Ma torniamo al romanzo. La storia ha come punto di riferimento il naufragio dell’espresso costiero affondato il 23 ottobre 1940, fatto realmente accaduto, in cui perde la vita Thor Falck, detto il Grande, noto armatore della potente famiglia che ha segnato la storia del Novecento in Norvegia, ora divisa in due rami: quello di Oslo sempre sulla cresta dell’onda e quello di Bergen caduto in disgrazia. Il libro ha come primo quadro la guerra in Libano e un articolo di John Berg (giornalista, spia e chissà cos’altro, un po’ un alter ego dell’autore) sul medico Hans Falck, membro del ramo caduto in disgrazia, che salva la vita di un bambino nel campo profughi di Shatila nel 1982. Segnatevi questi due nomi perché avranno un’importanza fondamentale nello sviluppo di tutta la storia.
Ovviamente tra i due rami della stirpe dei Falck non corre buon sangue. Un rapporto basato su sospetti, accuse, odio, che diventa ancora più aspro con la morte dell’anziana matriarca Vera, un tempo famosa scrittrice, ritrovata dalla nipote Sasha sfracellata sugli scogli sotto lo strapiombo dove sorge la sua residenza. Vera, che aveva smesso all’improvviso di scrivere tanti anni prima, è detentrice di due grandi misteri. Innanzitutto un vecchio manoscritto mai dato alle stampe a cui aveva lavorato in silenzio per molti anni in cui sembra che raccontasse del naufragio in cui, durante la Seconda guerra mondiale, aveva perso la vita il marito, pagine che nessuno ha mai potuto leggerle. E poi c’è la sparizione del suo testamento, che risulta introvabile, e che lei aveva ritirato dal notaio il giorno prima di morire.
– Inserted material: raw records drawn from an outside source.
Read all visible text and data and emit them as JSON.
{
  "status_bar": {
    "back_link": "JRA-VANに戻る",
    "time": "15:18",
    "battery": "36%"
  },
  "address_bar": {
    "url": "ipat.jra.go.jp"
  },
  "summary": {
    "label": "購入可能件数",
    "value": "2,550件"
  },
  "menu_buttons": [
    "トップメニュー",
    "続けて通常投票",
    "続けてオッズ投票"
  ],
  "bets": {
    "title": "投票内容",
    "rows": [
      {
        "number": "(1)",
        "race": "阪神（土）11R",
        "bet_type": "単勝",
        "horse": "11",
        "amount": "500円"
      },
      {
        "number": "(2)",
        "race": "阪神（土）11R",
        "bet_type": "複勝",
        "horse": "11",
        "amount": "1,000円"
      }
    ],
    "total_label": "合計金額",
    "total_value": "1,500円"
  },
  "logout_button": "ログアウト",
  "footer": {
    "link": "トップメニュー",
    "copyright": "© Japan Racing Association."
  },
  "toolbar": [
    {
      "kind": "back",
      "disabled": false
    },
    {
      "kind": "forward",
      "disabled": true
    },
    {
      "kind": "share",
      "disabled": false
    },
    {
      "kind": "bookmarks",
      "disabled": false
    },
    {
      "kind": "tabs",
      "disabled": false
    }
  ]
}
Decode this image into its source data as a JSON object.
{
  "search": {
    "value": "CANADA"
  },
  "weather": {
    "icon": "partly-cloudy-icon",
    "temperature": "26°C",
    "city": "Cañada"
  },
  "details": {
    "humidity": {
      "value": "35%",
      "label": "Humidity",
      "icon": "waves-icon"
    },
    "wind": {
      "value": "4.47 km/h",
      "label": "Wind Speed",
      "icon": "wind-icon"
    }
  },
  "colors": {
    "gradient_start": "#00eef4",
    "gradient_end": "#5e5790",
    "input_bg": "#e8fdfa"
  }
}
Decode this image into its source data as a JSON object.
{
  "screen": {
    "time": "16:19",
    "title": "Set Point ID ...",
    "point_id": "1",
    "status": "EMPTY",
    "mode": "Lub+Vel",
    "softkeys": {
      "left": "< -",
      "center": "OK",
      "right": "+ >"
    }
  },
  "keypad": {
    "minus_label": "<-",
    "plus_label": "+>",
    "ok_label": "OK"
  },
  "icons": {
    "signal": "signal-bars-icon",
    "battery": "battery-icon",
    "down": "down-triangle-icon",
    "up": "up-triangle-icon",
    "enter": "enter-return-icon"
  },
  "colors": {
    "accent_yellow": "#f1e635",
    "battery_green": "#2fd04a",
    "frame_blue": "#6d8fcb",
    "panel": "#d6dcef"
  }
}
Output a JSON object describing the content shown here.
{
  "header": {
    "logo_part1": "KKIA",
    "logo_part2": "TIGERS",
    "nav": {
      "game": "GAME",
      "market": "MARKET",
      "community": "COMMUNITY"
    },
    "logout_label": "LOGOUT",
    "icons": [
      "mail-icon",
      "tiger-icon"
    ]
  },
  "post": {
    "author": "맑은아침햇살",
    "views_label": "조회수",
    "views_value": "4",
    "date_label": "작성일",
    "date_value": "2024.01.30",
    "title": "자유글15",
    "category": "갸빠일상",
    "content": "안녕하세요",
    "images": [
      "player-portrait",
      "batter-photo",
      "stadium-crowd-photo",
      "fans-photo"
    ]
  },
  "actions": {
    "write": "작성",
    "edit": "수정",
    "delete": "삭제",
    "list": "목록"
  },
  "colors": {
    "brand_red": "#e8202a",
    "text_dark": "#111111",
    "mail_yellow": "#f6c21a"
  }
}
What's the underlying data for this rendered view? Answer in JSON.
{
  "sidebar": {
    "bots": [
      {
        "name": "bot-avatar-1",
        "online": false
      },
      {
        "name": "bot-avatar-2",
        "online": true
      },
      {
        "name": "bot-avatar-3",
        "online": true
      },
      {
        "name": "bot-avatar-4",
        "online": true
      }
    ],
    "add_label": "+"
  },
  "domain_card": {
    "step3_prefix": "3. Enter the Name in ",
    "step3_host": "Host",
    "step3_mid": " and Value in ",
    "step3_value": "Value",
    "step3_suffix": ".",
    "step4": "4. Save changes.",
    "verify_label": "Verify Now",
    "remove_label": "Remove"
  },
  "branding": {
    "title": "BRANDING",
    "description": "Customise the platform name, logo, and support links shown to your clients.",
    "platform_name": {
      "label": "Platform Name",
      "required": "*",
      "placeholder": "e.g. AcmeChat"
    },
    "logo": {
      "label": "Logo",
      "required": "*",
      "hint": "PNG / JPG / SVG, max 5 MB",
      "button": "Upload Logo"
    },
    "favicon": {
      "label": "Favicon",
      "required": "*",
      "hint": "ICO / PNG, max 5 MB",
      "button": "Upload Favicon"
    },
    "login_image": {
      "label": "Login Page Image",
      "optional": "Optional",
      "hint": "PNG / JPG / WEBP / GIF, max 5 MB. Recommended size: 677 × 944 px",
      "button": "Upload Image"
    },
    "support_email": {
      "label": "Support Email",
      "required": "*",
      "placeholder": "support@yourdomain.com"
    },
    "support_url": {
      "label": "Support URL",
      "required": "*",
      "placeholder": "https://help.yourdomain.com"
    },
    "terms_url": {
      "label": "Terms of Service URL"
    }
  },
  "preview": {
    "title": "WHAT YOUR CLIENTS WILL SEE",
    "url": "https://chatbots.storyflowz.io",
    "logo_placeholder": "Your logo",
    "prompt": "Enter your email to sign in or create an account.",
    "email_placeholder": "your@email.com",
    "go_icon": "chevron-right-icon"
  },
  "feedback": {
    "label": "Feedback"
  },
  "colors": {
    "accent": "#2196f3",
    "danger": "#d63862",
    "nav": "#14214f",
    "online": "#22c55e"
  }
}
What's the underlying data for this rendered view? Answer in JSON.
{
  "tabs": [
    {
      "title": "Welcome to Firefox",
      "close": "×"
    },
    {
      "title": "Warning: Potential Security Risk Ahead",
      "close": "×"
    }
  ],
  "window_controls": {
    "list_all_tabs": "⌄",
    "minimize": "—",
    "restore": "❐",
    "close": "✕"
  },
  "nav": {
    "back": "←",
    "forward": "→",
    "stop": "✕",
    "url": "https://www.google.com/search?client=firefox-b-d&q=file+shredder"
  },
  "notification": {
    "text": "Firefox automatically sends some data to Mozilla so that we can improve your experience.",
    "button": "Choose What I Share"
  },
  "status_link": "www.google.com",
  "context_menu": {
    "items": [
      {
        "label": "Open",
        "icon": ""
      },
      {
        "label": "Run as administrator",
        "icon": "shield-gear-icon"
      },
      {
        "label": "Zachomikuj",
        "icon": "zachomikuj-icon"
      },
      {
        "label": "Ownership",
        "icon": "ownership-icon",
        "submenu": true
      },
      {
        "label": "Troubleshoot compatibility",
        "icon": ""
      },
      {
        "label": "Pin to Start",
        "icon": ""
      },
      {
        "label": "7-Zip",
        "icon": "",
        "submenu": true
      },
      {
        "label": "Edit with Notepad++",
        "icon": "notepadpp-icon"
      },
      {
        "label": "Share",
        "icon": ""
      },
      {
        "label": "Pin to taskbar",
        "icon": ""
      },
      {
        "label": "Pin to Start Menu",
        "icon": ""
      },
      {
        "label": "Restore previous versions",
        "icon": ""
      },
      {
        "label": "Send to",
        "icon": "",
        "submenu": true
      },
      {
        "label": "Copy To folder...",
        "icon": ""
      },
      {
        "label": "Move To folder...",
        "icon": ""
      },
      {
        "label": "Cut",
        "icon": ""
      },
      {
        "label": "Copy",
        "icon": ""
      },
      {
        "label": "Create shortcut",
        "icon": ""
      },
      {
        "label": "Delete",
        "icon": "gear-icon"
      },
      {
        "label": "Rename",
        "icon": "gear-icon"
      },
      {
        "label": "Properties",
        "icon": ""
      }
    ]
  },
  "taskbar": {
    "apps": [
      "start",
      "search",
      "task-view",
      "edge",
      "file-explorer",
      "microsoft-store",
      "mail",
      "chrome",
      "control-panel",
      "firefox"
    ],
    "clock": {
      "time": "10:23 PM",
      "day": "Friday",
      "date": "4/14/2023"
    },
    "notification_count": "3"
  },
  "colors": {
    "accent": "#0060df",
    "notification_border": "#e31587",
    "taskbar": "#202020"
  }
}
La nipote Sasha si mette sulle tracce di entrambi, accompagnata nelle ricerche dal giornalista John Berg, liberato da una prigione curda e ingaggiato da Hans Falck. Il padre cerca di dissuaderla, ma lei è decisa a rivelare segreti che potrebbero scuotere dalle fondamenta il potere costruito dalla dinastia in oltre mezzo secolo. La nonna l’aveva avvisata: la verità che vuole portare alla luce è in conflitto con la lealtà verso la famiglia.
Tante le variazioni e gli intrecci, oltre alle domande senza risposta, in cui si dipana la storia. Perché una scrittrice di successo smette improvvisamente di scrivere? Quali segreti nasconde la Saga (nome curioso all’interno di una saga familiare), la potente società dei Falck? E che ruolo giocano nelle vicende l’espresso costiero naufragato nel 1940 o i tanti focolai di guerra in Medio Oriente?
Aslak Nore fa lo slalom tra affari poco limpidi, odii che si consolidano, un’eredità a un certo punto contesa, tradimenti, servizi segreti (ufficiali, nascosti e deviati), personaggi ambigui, vicende indicibili, rispettabilità di facciata, menzogne storiche. La sua abilità è quella di riuscire a mantenere sempre alto il livello della tensione, grazie a una scrittura
molto fluida, direi giornalistica, in grado di surfeggiare tra vicende con caratteristiche apparentemente molto diverse tra loro, ma che rappresentano il vero collante per raccontare una storia appassionante. Al di sopra dei generi e in maniera trasversale.